Playing around with the Barclays Global Agg
Events from Lehman Brother’s bankruptcy to the near-default by the United States in August last year have prompted investors to rethink benchmarks.
These indices give form and shape to an institutional investor’s view of the world, but the Western financial crises have thrown into doubt fixed-income benchmarks that automatically raise one’s exposure to the most heavily indebted governments.
Nevertheless, indices such as the Barclays Global Aggregate, which is based on market-capitalisation weightings, remain by far the most common tools for investors to base their strategy.
Until very recently, this benchmark index did work very well, and although investors are increasingly customising indices or experimenting with factor-weighted variants, these have their own drawbacks – and many institutional technocrats face considerable career risk if they deviate from long-standing practice.
So global investors stick with benchmarks such as the Barclays Global Agg, even though they have concerns about following it too closely.
Anthony Chan, director of iShares Asia research and investment advisory at BlackRock, says investors do have the tools to improve upon the Barclays Agg without having to ditch it. He says by using exchange-traded funds they can break such benchmarks into their constituent parts and reassemble them more intelligently. (iShares manufactures ETFs.)
Chan argues that investors can accurately recreate an index’s exposures but tilted toward greater or lesser yield, for example, or volatility. That can allow them to allocate more to, say, high-yield bonds in a more risk-controlled manner.
The Barclays Global Aggregate is the broadest fixed-income index in existence. It is the universe, with over 11,000 securities in its composition, spanning all geographies. It includes government securities as well as corporate bonds, agency bonds, mortgage-backed securities and other asset-backed securities.
But the biggest portions are US Treasuries and Japanese government bonds, two low-yielding asset types that are only ephemerally ‘risk free’.
Chan suggests investors could chop up the Barclays Global Agg into basic blocks – geography, sector – and mix them with other benchmark indices that replicate those exposures in a different manner.

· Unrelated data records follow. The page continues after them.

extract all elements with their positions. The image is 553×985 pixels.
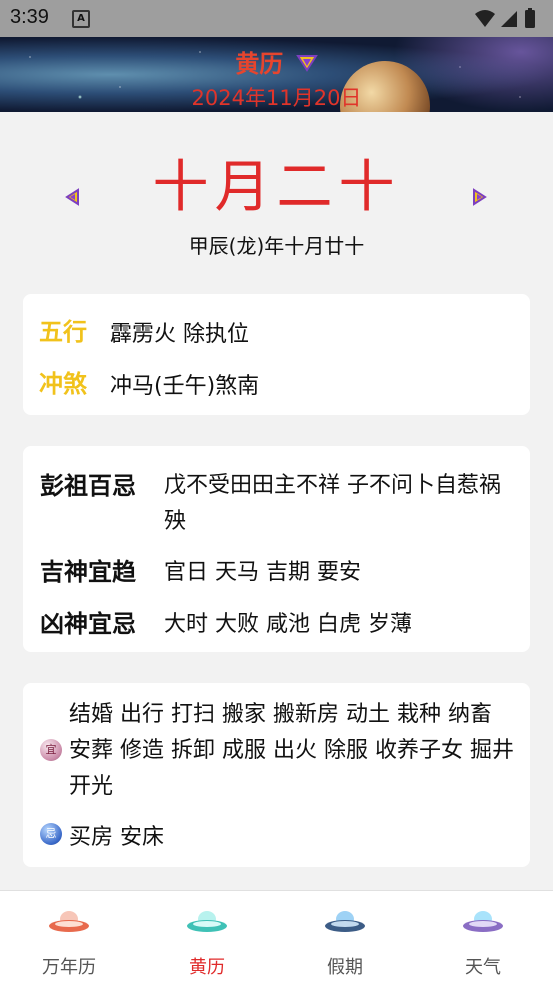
ji-badge-icon: 忌 [40, 823, 62, 845]
ufo-red-icon [49, 911, 89, 932]
next-day-arrow-icon[interactable] [470, 188, 488, 206]
pengzu-label: 彭祖百忌 [40, 472, 136, 500]
tab-jiaqi[interactable]: 假期 [276, 891, 414, 985]
prev-day-arrow-icon[interactable] [64, 188, 82, 206]
signal-battery-icon [475, 8, 535, 28]
shen-card: 彭祖百忌 戊不受田田主不祥 子不问卜自惹祸殃 吉神宜趋 官日 天马 吉期 要安 … [23, 446, 530, 652]
page-title-text: 黄历 [235, 50, 284, 78]
tab-wannianli[interactable]: 万年历 [0, 891, 138, 985]
notification-icon: A [72, 10, 90, 28]
tab-tianqi[interactable]: 天气 [414, 891, 552, 985]
xiongshen-label: 凶神宜忌 [40, 610, 136, 638]
ufo-teal-icon [187, 911, 227, 932]
pengzu-value: 戊不受田田主不祥 子不问卜自惹祸殃 [164, 473, 501, 534]
ufo-purple-icon [463, 911, 503, 932]
status-icons [473, 8, 543, 34]
status-bar: 3:39 A [0, 0, 553, 37]
hero-banner: 黄历 2024年11月20日 [0, 37, 553, 112]
lunar-date-full: 甲辰(龙)年十月廿十 [188, 234, 365, 258]
wuxing-label: 五行 [39, 318, 87, 346]
tab-label: 假期 [327, 957, 363, 978]
ufo-blue-icon [325, 911, 365, 932]
chongsha-label: 冲煞 [39, 370, 87, 398]
yiji-card: 结婚 出行 打扫 搬家 搬新房 动土 栽种 纳畜 安葬 修造 拆卸 成服 出火 … [23, 683, 530, 867]
jishen-value: 官日 天马 吉期 要安 [164, 560, 361, 585]
tab-label: 万年历 [42, 957, 96, 978]
ji-value: 买房 安床 [69, 825, 164, 850]
yi-value: 结婚 出行 打扫 搬家 搬新房 动土 栽种 纳畜 安葬 修造 拆卸 成服 出火 … [69, 702, 514, 799]
status-time: 3:39 [10, 6, 49, 28]
dropdown-icon[interactable] [295, 51, 318, 79]
bottom-tab-bar: 万年历 黄历 假期 天气 [0, 890, 553, 985]
tab-label: 天气 [465, 957, 501, 978]
page-title[interactable]: 黄历 [0, 44, 553, 79]
xiongshen-value: 大时 大败 咸池 白虎 岁薄 [164, 612, 412, 637]
yi-badge-icon: 宜 [40, 739, 62, 761]
chongsha-value: 冲马(壬午)煞南 [110, 374, 260, 399]
wuxing-card: 五行 霹雳火 除执位 冲煞 冲马(壬午)煞南 [23, 294, 530, 415]
lunar-date-block: 十月二十 甲辰(龙)年十月廿十 [0, 112, 553, 287]
selected-date[interactable]: 2024年11月20日 [0, 82, 553, 112]
tab-label: 黄历 [189, 957, 225, 978]
wuxing-value: 霹雳火 除执位 [110, 322, 249, 347]
lunar-date-large: 十月二十 [152, 155, 401, 220]
tab-huangli[interactable]: 黄历 [138, 891, 276, 985]
jishen-label: 吉神宜趋 [40, 558, 136, 586]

For example, an investor could retain the Barclays Global Agg’s US and European constituents, along with its Asia local-currency piece. They could add the S&P/Citi International Treasuries Index and the JP Morgan Emerging Market Bond Index Core Global.
Together these recreate much of the original Barcap Global Agg exposure over the short run. For example, this sort of mishmash should track the original index closely on a three-month or even a one-year basis.
Over a longer period it will deviate, which is why investors should create and recreate these exposures via ETFs, which are easy to create and redeem. Investors can give themselves a benchmark exposure similar to the Barcap Global Agg, but with a different risk/return profile. With careful tweaking, they can either tilt exposures to reach a particular goal, or to ensure the tracking error of the new composite remains close to that of the original benchmark.
This is one way, for example, to increase exposure to emerging-market debt without affecting the total risk of the portfolio (in tracking error terms).
Chan made the argument at AsianInvestor’s recent Korea Institutional Investment Forum in Seoul.